Why the XT/Vortex/Alcyone?

Mechanical Design

I never knew anything mechanical about cars before I owned my XT6. In fact I didn’t know much about auto mechanics for 10 years after I owned my XT6. Sadly I didn’t even know about (or at least understand the importance of) changing my oil and once went well over 20,000 miles without an oil change. Shocking, but true - I was THAT naive. My XT6 changed all that eventually. When I paid over $300 to have my alternator replaced and later saw where it was and how easy it was to get to, I realized I could probably fix it myself the next time and that there were probably plenty of other things I could learn to do myself. That led me to then still new-ish internet forums and finally to creating this site. With an on-line community of fellow owners and enthusiasts I quickly learned many mechanical “basics”, and moved on to bigger “jobs” as my aging car began to need more attention. This was when I realized how brilliantly designed the XT is as a machine.

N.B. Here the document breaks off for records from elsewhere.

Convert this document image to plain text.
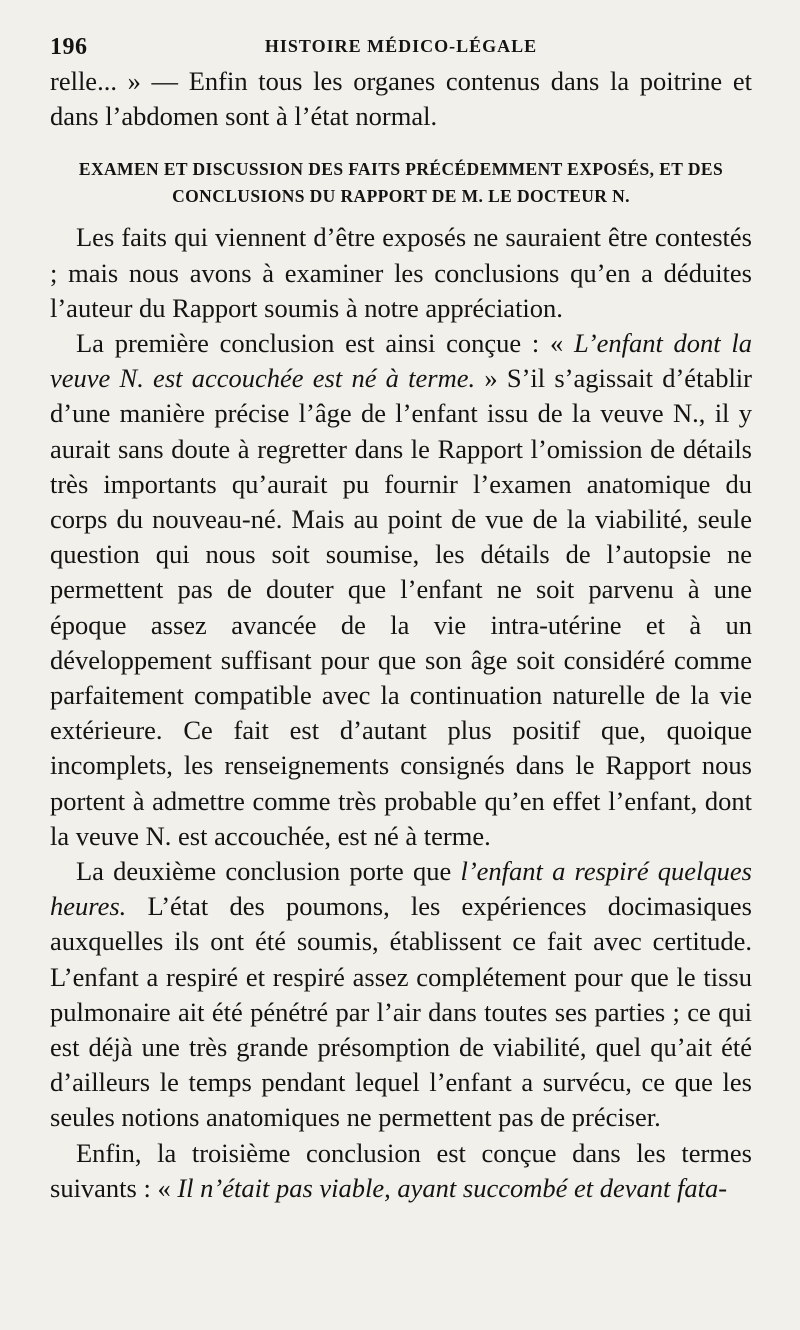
196	HISTOIRE MÉDICO-LÉGALE

relle... » — Enfin tous les organes contenus dans la poitrine et dans l’abdomen sont à l’état normal.

EXAMEN ET DISCUSSION DES FAITS PRÉCÉDEMMENT EXPOSÉS, ET DES
CONCLUSIONS DU RAPPORT DE M. LE DOCTEUR N.

Les faits qui viennent d’être exposés ne sauraient être contestés ; mais nous avons à examiner les conclusions qu’en a déduites l’auteur du Rapport soumis à notre appréciation.

La première conclusion est ainsi conçue : « L’enfant dont la veuve N. est accouchée est né à terme. » S’il s’agissait d’établir d’une manière précise l’âge de l’enfant issu de la veuve N., il y aurait sans doute à regretter dans le Rapport l’omission de détails très importants qu’aurait pu fournir l’examen anatomique du corps du nouveau-né. Mais au point de vue de la viabilité, seule question qui nous soit soumise, les détails de l’autopsie ne permettent pas de douter que l’enfant ne soit parvenu à une époque assez avancée de la vie intra-utérine et à un développement suffisant pour que son âge soit considéré comme parfaitement compatible avec la continuation naturelle de la vie extérieure. Ce fait est d’autant plus positif que, quoique incomplets, les renseignements consignés dans le Rapport nous portent à admettre comme très probable qu’en effet l’enfant, dont la veuve N. est accouchée, est né à terme.

La deuxième conclusion porte que l’enfant a respiré quelques heures. L’état des poumons, les expériences docimasiques auxquelles ils ont été soumis, établissent ce fait avec certitude. L’enfant a respiré et respiré assez complétement pour que le tissu pulmonaire ait été pénétré par l’air dans toutes ses parties ; ce qui est déjà une très grande présomption de viabilité, quel qu’ait été d’ailleurs le temps pendant lequel l’enfant a survécu, ce que les seules notions anatomiques ne permettent pas de préciser.

Enfin, la troisième conclusion est conçue dans les termes suivants : « Il n’était pas viable, ayant succombé et devant fata-
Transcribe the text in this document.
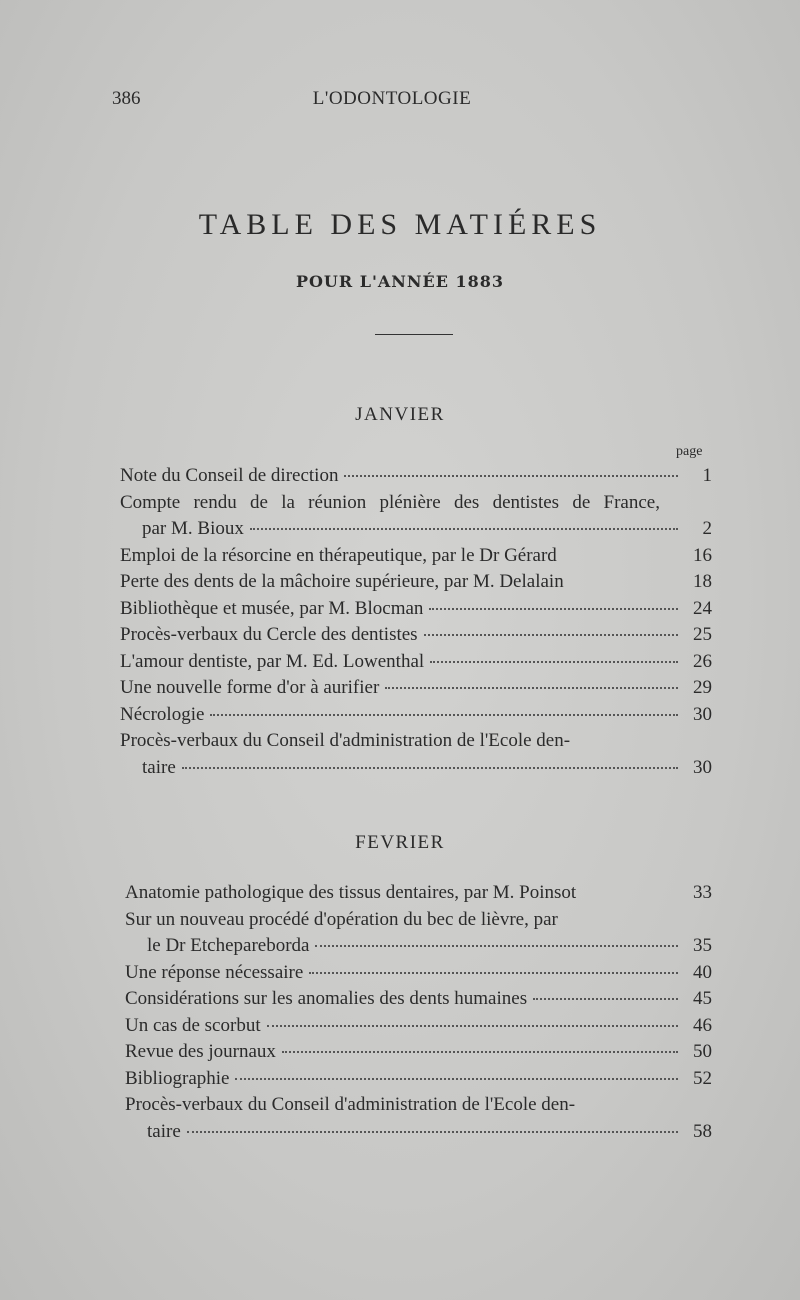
386	L'ODONTOLOGIE
TABLE DES MATIÉRES
POUR L'ANNÉE 1883
JANVIER
page
Note du Conseil de direction	1
Compte rendu de la réunion plénière des dentistes de France,
par M. Bioux	2
Emploi de la résorcine en thérapeutique, par le Dr Gérard	16
Perte des dents de la mâchoire supérieure, par M. Delalain	18
Bibliothèque et musée, par M. Blocman	24
Procès-verbaux du Cercle des dentistes	25
L'amour dentiste, par M. Ed. Lowenthal	26
Une nouvelle forme d'or à aurifier	29
Nécrologie	30
Procès-verbaux du Conseil d'administration de l'Ecole den-
taire	30
FEVRIER
Anatomie pathologique des tissus dentaires, par M. Poinsot	33
Sur un nouveau procédé d'opération du bec de lièvre, par
le Dr Etchepareborda	35
Une réponse nécessaire	40
Considérations sur les anomalies des dents humaines	45
Un cas de scorbut	46
Revue des journaux	50
Bibliographie	52
Procès-verbaux du Conseil d'administration de l'Ecole den-
taire	58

To begin with the basic “boxer” engine design has been a bullet-proof winner for decades. The horizontally opposed design allows for a low center of gravity and low hoodline, which in turn contributes to that wonderful aerodynamic exterior. In addition, the engine is placed in a conventional postion -logitudinally mounted- so everything is logically placed and phenomenally easy to reach. There is virtually no exterior part of the engine that can’t be reached with relative ease. Unless you need to rebuild the engine, or replace a clutch/flywheel, there is virtually no need to remove it from its place, even for “major” work. (I’m reminded of several years ago a friend lamenting the fact that his big V8 powered vehicle’s rear pair of spark plugs were located under the firewall of the car!)

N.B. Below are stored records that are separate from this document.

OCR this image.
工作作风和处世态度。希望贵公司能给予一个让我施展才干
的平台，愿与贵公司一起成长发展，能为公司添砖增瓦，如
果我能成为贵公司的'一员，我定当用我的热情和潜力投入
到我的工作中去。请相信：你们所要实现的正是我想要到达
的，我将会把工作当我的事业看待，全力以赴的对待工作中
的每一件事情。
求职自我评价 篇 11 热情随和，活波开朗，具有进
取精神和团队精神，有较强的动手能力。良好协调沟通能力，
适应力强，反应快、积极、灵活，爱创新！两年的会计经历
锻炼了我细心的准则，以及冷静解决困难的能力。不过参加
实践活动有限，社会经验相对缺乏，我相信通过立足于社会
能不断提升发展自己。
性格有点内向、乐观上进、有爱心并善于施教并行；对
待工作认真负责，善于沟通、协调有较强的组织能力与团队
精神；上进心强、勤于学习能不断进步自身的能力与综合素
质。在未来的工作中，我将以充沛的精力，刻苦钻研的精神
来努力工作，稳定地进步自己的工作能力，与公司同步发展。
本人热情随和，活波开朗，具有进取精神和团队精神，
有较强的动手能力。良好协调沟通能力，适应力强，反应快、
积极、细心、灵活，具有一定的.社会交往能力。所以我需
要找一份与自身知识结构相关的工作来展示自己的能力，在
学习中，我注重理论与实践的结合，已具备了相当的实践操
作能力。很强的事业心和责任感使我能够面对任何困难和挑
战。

Another great thing about the XT’s engine is that it’s exactly right on the cusp of when cars started to go from analog to digital. That is, yes it’s computer controlled to some degree but it’s largely “old school” in many other ways. A tune up is simple, adjusting the timing is simple, and you get the benefit of On Board Diagnostics (OBD) in a self contained unit. It’s still simple enough to dive right into with a simple set of hand tools, yet sophisticated enough to incorporate some modern touches (again, on a car more than a quarter century old!). Common maintenance items are easily reached and most servicing on the vehicle can be done with little more than a socket set and a screwdriver or two. Last, but certainly not least, is the fact that the EA and EZ series engines powering the early model Subarus are “non-interference” types, which saves potentially thousands of dollars in repairs or the junking of a vehicle due to a ruined engine as a result of a timing belt mishap. Such a common failure on most other cars of the era will render their engines in a catastrophic state, but the XT simply needs new timing belts.

detailed engine bay

Aspects of the car’s intelligent engineering come in other areas as well. Subaru’s use of the relatively short boxer engine has the benefit of positioning it ahead of the front axles, so there is no need for a transfer case. This keeps everything centered, low, and evenly powered. The computer controlled air suspension performs flawlessly - that is until unforseen rust issues cause the rubber airbags to spring leaks from rubbing on the rough oxidized metal. Kept free of rust and other abrasive surfaces, however, they work well, and are a testament to the design team’s thoughtful foresight. Air suspension was a feature offered on a select few luxury cars (Lincoln for one) at the time, and is seeing limited revival in a few cars today (Dodge trucks being an example).

For the 1988 model year Subaru stepped things up a notch with more industry standard 5 x 100 bolt hubs, beefier suspension, and “Cybrid” power steering that was both speed sensitive and electro-hydraulic. The speed sensitive aspect yielded confident steering whether in a parking garage, a twisty road, or a long stretch of highway. The fact that the Cybrid system was completely separate from the engine, meaning it wasn’t belt-driven, meant less “parasitic drag” on the engine and thus better power output. The Cybrid system proved phenomenally reliable (save routine, inexpensive maintenance at roughly 80Kmiles/130K km). Why it wasn’t seen in any other Subaru is something of a mystery. Once an owner has the “opportunity” to need to repair something on an aging XT or XT6, s/he will realize there are tons of little details that show just how well thought out the car was. It certainly had a couple of mechanical quirks. The emergency brake cable being attached to the front calipers, the difficult to match 4 x 140 bolt pattern of the 4 cylinder models’ wheel hubs, and the aforementioned rust prone air strut housings are all things that a current owner might need to deal with. Had the vehicle been a better selling model, however, these aspects likely would have been sorted.